MADISON — Gov. Scott Walker has signed a package of bills aimed at curbing opiate abuse.
The governor signed the bills during visits Thursday, March 17th to hospitals and medical centers around the state.
The package includes measures that would increase funding for treatment programs; criminalize the use of masking agents in drug tests; require health care providers to consult a database of prescription drug users before dispensing a monitored drug; allow regulatory boards to develop guidelines for prescribing drugs; and require state certification for pain clinics.
The eight pieces of legislation signed into law are as follows:
Assembly Bill 364 requires physicians to report prescriptions within 24 hours to Wisconsin’s Prescription Drug Monitoring Program (PDMP), which will help prevent improper access to potentially deadly drugs.
Assembly Bill 365 strengthens the collaboration between doctors and law enforcement by allowing law enforcement to notify prescribing doctors through the PDMP that opioids prescribed by those doctors were stolen or resulted in an overdose or abuse.
Assembly Bill 366 provides additional oversight by the Department of Health Services and will ensure proper guidelines are in place and strictly followed at certain pain management clinics.

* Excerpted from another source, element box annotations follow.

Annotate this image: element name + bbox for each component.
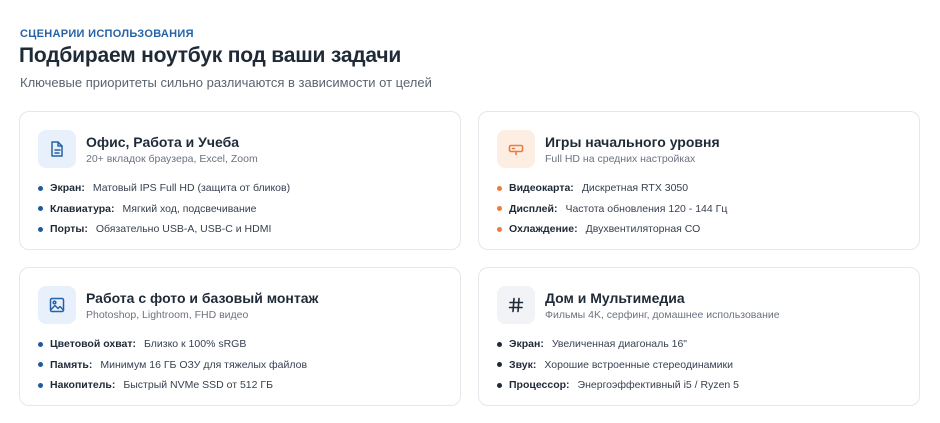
spec-label: Клавиатура: (50, 202, 115, 215)
spec-item: Память: Минимум 16 ГБ ОЗУ для тяжелых фай… (38, 355, 307, 376)
spec-value: Близко к 100% sRGB (144, 338, 247, 351)
card-subtitle: Фильмы 4K, серфинг, домашнее использован… (545, 309, 780, 321)
spec-list: Видеокарта: Дискретная RTX 3050 Дисплей: Ч… (497, 178, 727, 240)
spec-value: Частота обновления 120 - 144 Гц (565, 202, 728, 215)
spec-value: Мягкий ход, подсвечивание (122, 202, 257, 215)
bullet-dot (38, 185, 43, 191)
spec-value: Быстрый NVMe SSD от 512 ГБ (123, 379, 273, 392)
spec-list: Экран: Матовый IPS Full HD (защита от бли… (38, 178, 290, 240)
spec-label: Цветовой охват: (50, 338, 136, 351)
spec-item: Охлаждение: Двухвентиляторная СО (497, 219, 727, 240)
spec-label: Экран: (509, 338, 544, 351)
bullet-dot (497, 206, 502, 212)
card-subtitle: Full HD на средних настройках (545, 153, 696, 165)
spec-item: Экран: Матовый IPS Full HD (защита от бли… (38, 178, 290, 199)
spec-item: Цветовой охват: Близко к 100% sRGB (38, 334, 307, 355)
spec-list: Экран: Увеличенная диагональ 16" Звук: Хор… (497, 334, 739, 396)
spec-value: Хорошие встроенные стереодинамики (544, 358, 734, 371)
scenario-card-home: Дом и Мультимедиа Фильмы 4K, серфинг, до… (478, 267, 920, 406)
spec-label: Дисплей: (509, 202, 558, 215)
bullet-dot (497, 226, 502, 232)
spec-value: Увеличенная диагональ 16" (551, 338, 688, 351)
spec-item: Звук: Хорошие встроенные стереодинамики (497, 355, 739, 376)
spec-label: Процессор: (509, 379, 570, 392)
card-title: Игры начального уровня (545, 134, 720, 150)
bullet-dot (38, 206, 43, 212)
spec-label: Порты: (50, 223, 88, 236)
scenario-card-office: Офис, Работа и Учеба 20+ вкладок браузер… (19, 111, 461, 250)
page-title: Подбираем ноутбук под ваши задачи (19, 44, 402, 67)
bullet-dot (497, 185, 502, 191)
hash-icon (497, 286, 535, 324)
card-title: Офис, Работа и Учеба (86, 134, 240, 150)
spec-item: Порты: Обязательно USB-A, USB-C и HDMI (38, 219, 290, 240)
spec-label: Память: (50, 358, 93, 371)
spec-value: Дискретная RTX 3050 (581, 182, 689, 195)
scenario-card-gaming: Игры начального уровня Full HD на средни… (478, 111, 920, 250)
bullet-dot (38, 382, 43, 388)
bullet-dot (497, 341, 502, 347)
bullet-dot (38, 362, 43, 368)
page-subtitle: Ключевые приоритеты сильно различаются в… (20, 75, 432, 90)
spec-value: Минимум 16 ГБ ОЗУ для тяжелых файлов (100, 358, 308, 371)
card-title: Дом и Мультимедиа (545, 290, 685, 306)
spec-item: Видеокарта: Дискретная RTX 3050 (497, 178, 727, 199)
gamepad-icon (497, 130, 535, 168)
spec-label: Накопитель: (50, 379, 116, 392)
card-subtitle: Photoshop, Lightroom, FHD видео (86, 309, 249, 321)
spec-value: Матовый IPS Full HD (защита от бликов) (92, 182, 291, 195)
spec-value: Энергоэффективный i5 / Ryzen 5 (577, 379, 740, 392)
bullet-dot (38, 226, 43, 232)
spec-value: Обязательно USB-A, USB-C и HDMI (95, 223, 272, 236)
spec-label: Видеокарта: (509, 182, 574, 195)
card-subtitle: 20+ вкладок браузера, Excel, Zoom (86, 153, 258, 165)
bullet-dot (497, 362, 502, 368)
spec-label: Экран: (50, 182, 85, 195)
spec-item: Экран: Увеличенная диагональ 16" (497, 334, 739, 355)
section-eyebrow: СЦЕНАРИИ ИСПОЛЬЗОВАНИЯ (20, 28, 194, 40)
spec-list: Цветовой охват: Близко к 100% sRGB Память… (38, 334, 307, 396)
image-icon (38, 286, 76, 324)
spec-item: Дисплей: Частота обновления 120 - 144 Гц (497, 199, 727, 220)
spec-label: Охлаждение: (509, 223, 578, 236)
scenario-card-photo: Работа с фото и базовый монтаж Photoshop… (19, 267, 461, 406)
spec-item: Накопитель: Быстрый NVMe SSD от 512 ГБ (38, 375, 307, 396)
spec-label: Звук: (509, 358, 537, 371)
card-title: Работа с фото и базовый монтаж (86, 290, 319, 306)
bullet-dot (38, 341, 43, 347)
spec-item: Клавиатура: Мягкий ход, подсвечивание (38, 199, 290, 220)
document-icon (38, 130, 76, 168)
spec-item: Процессор: Энергоэффективный i5 / Ryzen 5 (497, 375, 739, 396)
bullet-dot (497, 382, 502, 388)
spec-value: Двухвентиляторная СО (585, 223, 701, 236)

Assembly Bill 367 allows the Department of Health Services to collect data from methadone clinics and requires an annual report to ensure there is a full assessment of the clinics’ effectiveness in helping addicts stay sober.
Assembly Bill 658 criminalizes the use, possession, manufacture, distribution, and advertisement of substances and devices that interfere with a lawfully administered drug test.
Assembly Bill 659 streamlines Wisconsin’s regulations on opioid treatment programs to give more people access to treatment services.
Assembly Bill 660 gives some boards, such as the Medical Examining Board, the ability to issue prescribing guidelines for controlled substances.
Assembly Bill 766 strengthens the Prescription Drug Monitoring Program (PDMP) by requiring an annual review of its effectiveness.
Rep. John Nygren, a Marinette Republican, is pushing the package as part of a series of reforms to combat heroin and opiate abuse. His daughter, Cassie, has struggled with a heroin addiction for the last several years.
Attorney General Brad Schimel issued this statement on the signing of these bills:
“Those of us in law enforcement have been fighting the battle against prescription painkiller and heroin abuse on the front lines for years, but we cannot do it alone. The Heroin Opioid Prevention and Education (H.O.P.E.) bills Representative Nygren authored that are being signed into law today by Governor Walker will make a substantial difference and prevent additional parents from burying their kids. Bill signing locations at hospitals ranging from Marinette to Wausau to Eau Claire to Oconomowoc demonstrate this problem is not confined to urban, rural, or suburban communities. Prescription painkiller and heroin abuse has no socio-economic, racial, or gender boundaries.”
I thank Governor Walker, Representative Nygren, and the bipartisan group of State Legislators for turning these bills into law. I also extend my appreciation to those in the medical community who have been advocates for this legislation, many of whom are the same medical professionals that have partnered with my office on the Dose of Reality campaign to end prescription painkiller abuse in Wisconsin. I am proud to stand alongside Governor Walker and Representative Nygren today at the bill signing in Oconomowoc, one of hundreds of Wisconsin communities that has unfortunately felt the pain of this epidemic.”